Twenty years ago on 26 February 1992 the Slovenian authorities erased 25.671 people from the register of permanent residence and deprived them of their legal status. This act was committed without any basis in the law. The fact that the erasure was an unlawful act was also determined by the Constitutional Court of the Republic of Slovenia.

Photo from an antifascist protest, Ljubljana, 26 April 2006

Antifascist protest, Ljubljana, 26 April 2006 | Photo: Dare Čekeliš

Following a central order of the Ministry of the Interior under the leadership of the then Minister Igor Bavčar and secretary state Slavko Debelak, the erasure was committed by administrative officials working at the local administrative offices across Slovenia. The orders (dispatches) were sent to the local offices in the form of internal instructions, known also as internal circulars.

With this act the officials pushed thousands of people who until then lived in Slovenia as citizens with equal rights, into a position of illegal migrants, who were not allowed to be legally employed, had no access to health services and health insurance, and could not enrol into middle schools or university studies. They were exposed to police checks, detentions in the centres for aliens and deportations. The erased people had to regulate their legal status and their documents anew, as if they just entered Slovenia, in which case, as they testify, they encountered numerous obstacles due to which they were left without any kind of legal status for years or even decades.

With the erasure the Slovenian authorities committed a human rights violation, which is according to the number of victims and the scope of the consequences the gravest of its kind in the history of independent Slovenia.

Twenty years after this unacceptable act of the administrative officials the problem of erasure is still not resolved. The legislative amendments of 2010, adopted by the National Assembly with an aim to attempt to enable the erased people to regulate their legal status in Slovenia, are insufficient (see why). The applications for permanent residence permit lodged by the erased people are too often denied. In addition, there are no re-integration measures foreseen to accompany the adopted legislative amendments, which would provide assistance to the erased people in their re-integration in society.

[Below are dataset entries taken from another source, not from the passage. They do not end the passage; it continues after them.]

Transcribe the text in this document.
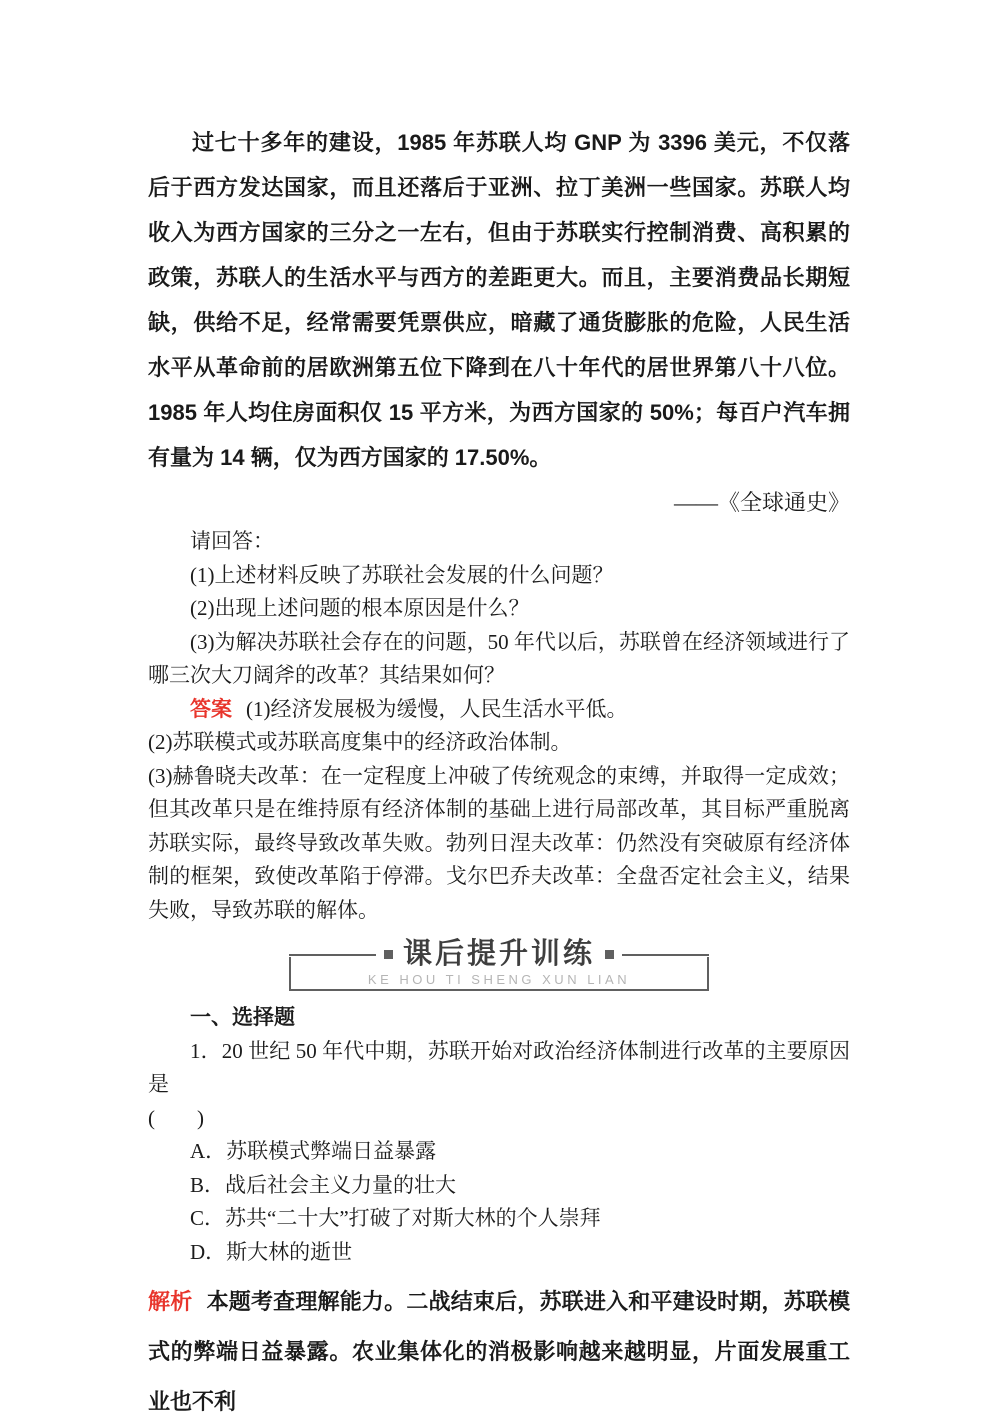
过七十多年的建设，1985 年苏联人均 GNP 为 3396 美元，不仅落后于西方发达国家，而且还落后于亚洲、拉丁美洲一些国家。苏联人均收入为西方国家的三分之一左右，但由于苏联实行控制消费、高积累的政策，苏联人的生活水平与西方的差距更大。而且，主要消费品长期短缺，供给不足，经常需要凭票供应，暗藏了通货膨胀的危险，人民生活水平从革命前的居欧洲第五位下降到在八十年代的居世界第八十八位。1985 年人均住房面积仅 15 平方米，为西方国家的 50%；每百户汽车拥有量为 14 辆，仅为西方国家的 17.50%。

——《全球通史》

请回答：

(1)上述材料反映了苏联社会发展的什么问题？

(2)出现上述问题的根本原因是什么？

(3)为解决苏联社会存在的问题，50 年代以后，苏联曾在经济领域进行了哪三次大刀阔斧的改革？其结果如何？

答案 (1)经济发展极为缓慢，人民生活水平低。

(2)苏联模式或苏联高度集中的经济政治体制。

(3)赫鲁晓夫改革：在一定程度上冲破了传统观念的束缚，并取得一定成效；但其改革只是在维持原有经济体制的基础上进行局部改革，其目标严重脱离苏联实际，最终导致改革失败。勃列日涅夫改革：仍然没有突破原有经济体制的框架，致使改革陷于停滞。戈尔巴乔夫改革：全盘否定社会主义，结果失败，导致苏联的解体。

课后提升训练
KE HOU TI SHENG XUN LIAN

一、选择题

1．20 世纪 50 年代中期，苏联开始对政治经济体制进行改革的主要原因是

(　　)

A．苏联模式弊端日益暴露

B．战后社会主义力量的壮大

C．苏共“二十大”打破了对斯大林的个人崇拜

D．斯大林的逝世

解析 本题考查理解能力。二战结束后，苏联进入和平建设时期，苏联模式的弊端日益暴露。农业集体化的消极影响越来越明显，片面发展重工业也不利
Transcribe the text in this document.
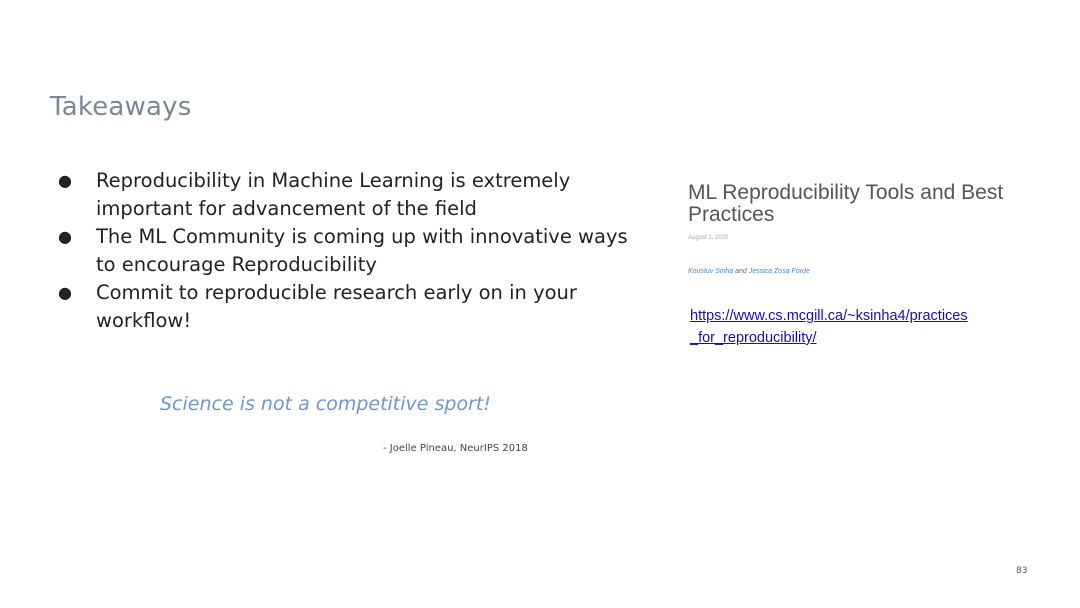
Takeaways
● Reproducibility in Machine Learning is extremely important for advancement of the field
● The ML Community is coming up with innovative ways to encourage Reproducibility
● Commit to reproducible research early on in your workflow!
Science is not a competitive sport!
- Joelle Pineau, NeurIPS 2018
ML Reproducibility Tools and Best Practices
August 1, 2020
Koustuv Sinha and Jessica Zosa Forde
https://www.cs.mcgill.ca/~ksinha4/practices
_for_reproducibility/
83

Since, due to the insufficient legislative measures, it is not possible to establish that the violations, caused with the erasure, are remedied, a group of non-governmental organizations (Amnesty International Slovenia, Association of Erased Residents of Slovenia, and the Peace Institute) addressed a letter to the President of the State, President of the Government, newly elected president of the government, President of the Constitutional Court and members of the parliament. With the letter the NGOs called the authorities to adopt appropriate measures to remedy the violations of the erasure. The letter was accompanied with the memorandum describing the current state of affairs in the field of erasure and the overview of measures adopted and their implementation in practice.